(Saint Paul, Minnesota) Four hours and forty-six minutes after the second meeting of the day began, Minnesota lawmakers passed the omnibus energy bill during the Environment and Energy Committee meeting today. Chair of the Committee and chief author of the omnibus energy bill is Senator John Marty, who prefaced his introduction of the omnibus energy bill by forewarning his fellow lawmakers of climate changes, impending draughts, floods, and severe weather. Senator Marty stated, “Even though we don’t like to talk about it, we do have to change the way we do it (create energy).”
After making his introduction Senator Marty introduced his “40 by 30” plan, which would require forty percent of Minnesota’s energy to come from renewable energy sources by 2030. Marty argues that moving Minnesota to cleaner energy is beneficial for the environment and for jobs.
Questions and debate ensued for over two hours over the two numbers in question (40 by 30), and what would be considered a renewable energy source. It seemed one particular type of renewable energy source was greatly neglected, hydro. Senator Rosen asked, “Where did the forty percent come from? I think this is a fair question, if its been scientific, and why we cannot count hydro?”
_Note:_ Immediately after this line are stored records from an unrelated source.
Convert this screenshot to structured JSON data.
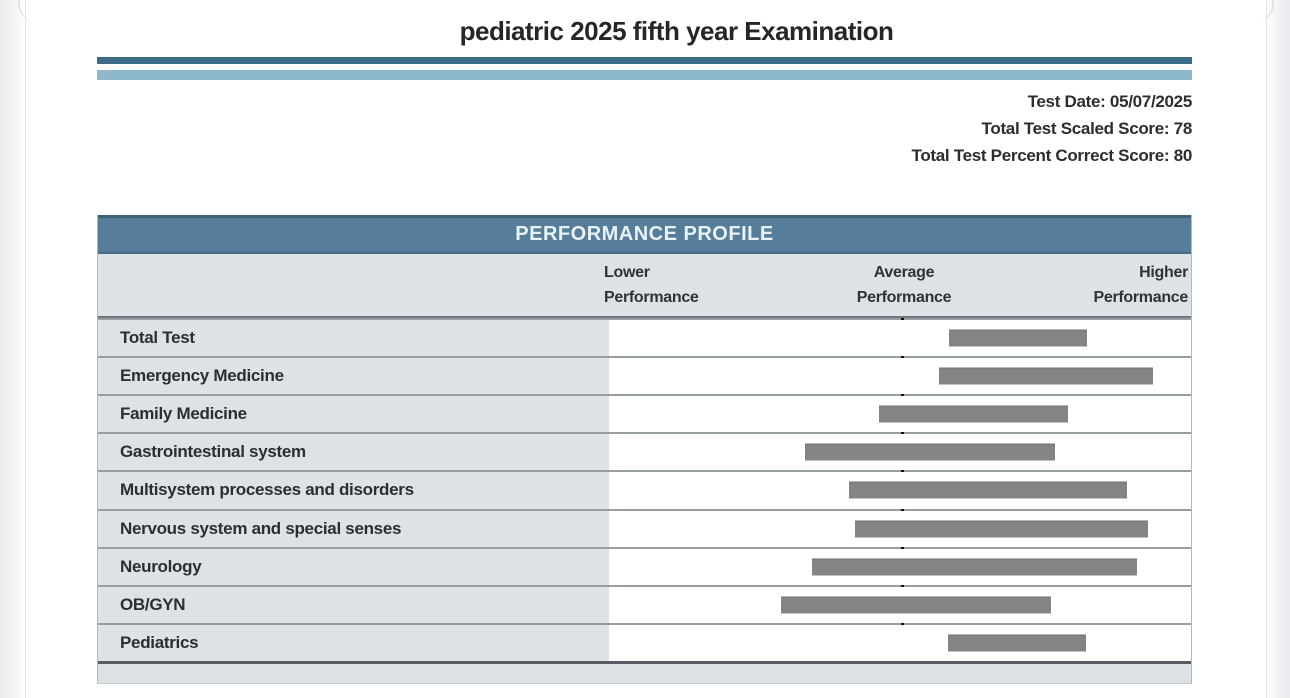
{
  "title": "pediatric 2025 fifth year Examination",
  "meta_lines": [
    "Test Date: 05/07/2025",
    "Total Test Scaled Score: 78",
    "Total Test Percent Correct Score: 80"
  ],
  "profile": {
    "header": "PERFORMANCE PROFILE",
    "columns": {
      "lower": [
        "Lower",
        "Performance"
      ],
      "average": [
        "Average",
        "Performance"
      ],
      "higher": [
        "Higher",
        "Performance"
      ]
    },
    "average_line_pct": 50.5,
    "rows": [
      {
        "label": "Total Test",
        "start_pct": 58.4,
        "end_pct": 82.2
      },
      {
        "label": "Emergency Medicine",
        "start_pct": 56.7,
        "end_pct": 93.5
      },
      {
        "label": "Family Medicine",
        "start_pct": 46.4,
        "end_pct": 78.9
      },
      {
        "label": "Gastrointestinal system",
        "start_pct": 33.6,
        "end_pct": 76.7
      },
      {
        "label": "Multisystem processes and disorders",
        "start_pct": 41.3,
        "end_pct": 89.0
      },
      {
        "label": "Nervous system and special senses",
        "start_pct": 42.3,
        "end_pct": 92.6
      },
      {
        "label": "Neurology",
        "start_pct": 34.8,
        "end_pct": 90.8
      },
      {
        "label": "OB/GYN",
        "start_pct": 29.5,
        "end_pct": 75.9
      },
      {
        "label": "Pediatrics",
        "start_pct": 58.2,
        "end_pct": 82.0
      }
    ]
  },
  "colors": {
    "rule_dark": "#3b6b87",
    "rule_light": "#8eb8cc",
    "profile_header_bg": "#567d99",
    "band_bg": "#dde2e6",
    "bar_gray": "#838486",
    "average_line": "#0e0e0e"
  },
  "chart_data": {
    "type": "bar",
    "subtype": "horizontal_range_bars",
    "title": "PERFORMANCE PROFILE",
    "axis_labels": [
      "Lower Performance",
      "Average Performance",
      "Higher Performance"
    ],
    "axis_range_pct": [
      0,
      100
    ],
    "average_reference_line_pct": 50.5,
    "categories": [
      "Total Test",
      "Emergency Medicine",
      "Family Medicine",
      "Gastrointestinal system",
      "Multisystem processes and disorders",
      "Nervous system and special senses",
      "Neurology",
      "OB/GYN",
      "Pediatrics"
    ],
    "series": [
      {
        "name": "score band (percent of axis width)",
        "ranges": [
          [
            58.4,
            82.2
          ],
          [
            56.7,
            93.5
          ],
          [
            46.4,
            78.9
          ],
          [
            33.6,
            76.7
          ],
          [
            41.3,
            89.0
          ],
          [
            42.3,
            92.6
          ],
          [
            34.8,
            90.8
          ],
          [
            29.5,
            75.9
          ],
          [
            58.2,
            82.0
          ]
        ]
      }
    ],
    "legend": "none",
    "grid": "row separators only"
  }
}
At this point the lights shut off in the committee room, which is normally empty at that time of evening. A voice in the dark shouted, “Mr. Chair this is why we need hydro!” Bill Grant, who was testifying about the 40 by 30 plan heckled, “I knew excel didn’t like this part of the building.” The lights came back on, and Grant addressed Senator Rosen’s question stating, “The forty percent number comes from the legislature, (who)asked us to study forty percent specifically.”
A number of testifiers spoke out in favor of hydro, claiming that, “all renewables under any standards should count, without restrictions and without picking winners or losers.”
Ben Gerber of the Minnesota Chamber of Commerce says that the Commerce opposes the forty percent – but thinks if the bill is to move forward it should include all energy options, including hydro (a non-carbon emitting resource).
Marty agreed that hydro was a good idea, but stated an amendment needs more time to be drafted before it can or should be added to the bill.
Senator Benson firmly advocated for natural gas being added in addition to the requirement for more natural resources, stating, “For a complete picture members, I would advocate we look at natural gas as a compliment to the renewable plan we are moving forward.”
Before the bill went to a vote and passed Senator Marty humbly yet confidently proclaimed, “I don’t think it’s a perfect bill, but I think it’s a good balance.”